Ob die geplanten Neuregelungen dem eigenen Anspruch an die Klarheit der Regelung gerecht werden, bleibt abzuwarten. Der bisher geplante Wortlaut lässt jedenfalls weiterhin Interpretationen zu. Insbesondere vor dem Hintergrund des „Equal Pay“ – Grundsatzes erscheint die Frist von 18 Monaten als geradezu irrelevant. Die durch Arbeitnehmerüberlassungen gewonnene Flexibilität endet aus wirtschaftlichen Gründen regelmäßig schon nach 9 Monaten, da zu diesem Zeitpunkt die überlassenen Arbeitnehmer wie die eigenen Arbeitnehmer zu vergüten sind und zu diesem Entgelt zusätzlich die Gebühr des Entleihers zu tragen ist.
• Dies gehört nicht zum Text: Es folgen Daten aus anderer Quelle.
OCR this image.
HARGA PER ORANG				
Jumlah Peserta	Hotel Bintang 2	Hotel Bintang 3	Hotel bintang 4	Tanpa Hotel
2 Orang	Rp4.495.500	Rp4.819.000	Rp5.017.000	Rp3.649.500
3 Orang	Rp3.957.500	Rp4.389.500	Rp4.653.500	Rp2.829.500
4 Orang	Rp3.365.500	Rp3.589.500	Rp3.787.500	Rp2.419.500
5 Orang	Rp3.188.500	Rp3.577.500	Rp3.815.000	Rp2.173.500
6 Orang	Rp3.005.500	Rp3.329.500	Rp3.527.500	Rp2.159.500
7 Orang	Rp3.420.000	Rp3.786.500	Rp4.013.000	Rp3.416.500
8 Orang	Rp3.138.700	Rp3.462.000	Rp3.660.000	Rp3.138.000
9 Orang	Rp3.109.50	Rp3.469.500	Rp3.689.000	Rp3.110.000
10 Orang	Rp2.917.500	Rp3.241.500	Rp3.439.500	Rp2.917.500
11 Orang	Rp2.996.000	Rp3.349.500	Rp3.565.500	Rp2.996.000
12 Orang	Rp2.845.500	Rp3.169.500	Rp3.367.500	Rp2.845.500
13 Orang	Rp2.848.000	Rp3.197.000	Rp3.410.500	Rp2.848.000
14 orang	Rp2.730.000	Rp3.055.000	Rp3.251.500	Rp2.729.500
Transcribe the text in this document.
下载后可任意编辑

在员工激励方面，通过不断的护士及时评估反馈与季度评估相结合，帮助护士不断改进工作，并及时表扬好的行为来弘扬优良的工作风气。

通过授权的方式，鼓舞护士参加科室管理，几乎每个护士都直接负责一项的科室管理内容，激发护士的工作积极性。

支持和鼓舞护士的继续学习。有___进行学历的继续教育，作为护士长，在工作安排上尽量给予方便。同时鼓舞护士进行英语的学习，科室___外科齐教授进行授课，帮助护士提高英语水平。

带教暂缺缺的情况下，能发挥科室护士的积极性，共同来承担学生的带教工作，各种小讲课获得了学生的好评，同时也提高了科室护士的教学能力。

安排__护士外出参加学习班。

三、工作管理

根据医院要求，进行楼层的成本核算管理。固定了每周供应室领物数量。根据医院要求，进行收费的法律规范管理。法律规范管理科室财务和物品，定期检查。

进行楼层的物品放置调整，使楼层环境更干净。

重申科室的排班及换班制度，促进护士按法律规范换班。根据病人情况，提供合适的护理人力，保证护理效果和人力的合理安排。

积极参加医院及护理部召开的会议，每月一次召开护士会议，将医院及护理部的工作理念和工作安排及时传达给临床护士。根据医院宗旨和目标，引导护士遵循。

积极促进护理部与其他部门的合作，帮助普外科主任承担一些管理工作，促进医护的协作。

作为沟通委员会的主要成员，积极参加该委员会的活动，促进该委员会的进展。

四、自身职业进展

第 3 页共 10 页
Im Ergebnis könnte die Regelung dazu führen, dass zumindest in der Call- und Contact-Center Branche die Fluktuation im Bereich der Zeitarbeitskräfte erheblich steigt, da bereits nach 9 bis 12 Monaten eine Entscheidung über den Verbleib oder den Austausch des Mitarbeiters getroffen werden muss. Eine darauf ausgerichtete Planung der Aus- und Weiterbildung könnte sich auch negativ auf die Qualifikation der Mitarbeiter und deren Chancen auf dem Arbeitsmarkt auswirken.